There is no Van Allen interview. There is listening, absorption and pleasure. He knows so much about so many things: Chinese gods, woods, paint-by-numbers, calabashes, the baroque style, the art of the straw man, Fèt Gede (Haiti’s Day of the Dead), furniture restoration, community gardens, the Pied Piper God Kokopelli, the underground art scene and yoga.

So many of his stories begin with brilliant non-sequences: “I was on stilts” or “I used to keep turtles here in the winter” or “It was the gourd atorium because I had all my gourds here” or “We had pet rabbits – five or six of them” or “we used to plant guerrilla trees”.

Van Allen was born in Alexandria, Virginia, but spent most of his childhood in Seabrook, Maryland. “I grew up in a mid-century modern house. [My parents] belonged to the generation that wanted everything to be sleek and modern,” he says. “We were the generation that didn’t care.”

“That would be shocking, of course,” he said, looking around his house. “All the mess.

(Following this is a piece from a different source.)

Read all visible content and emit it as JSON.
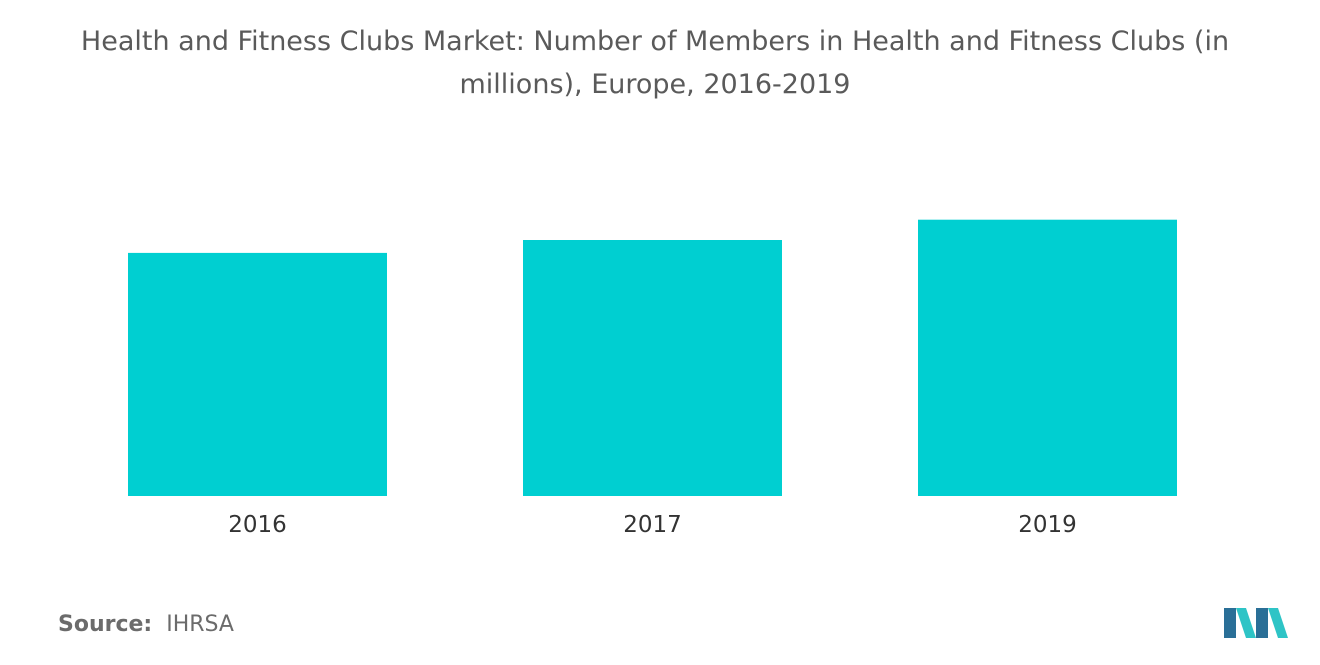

The decorations.”

But later, when asked to use the word clutter, he backed off. “We keep it from being cluttered. You can see a difference between a museum – our house is more like a museum – and a real hoarder’s house,” he says.

Her connection to her collections is not monetary – most items were purchased for $5 or less at flea markets or given to her – but a connection of inspiration. “I don’t really value material things. I appreciate art.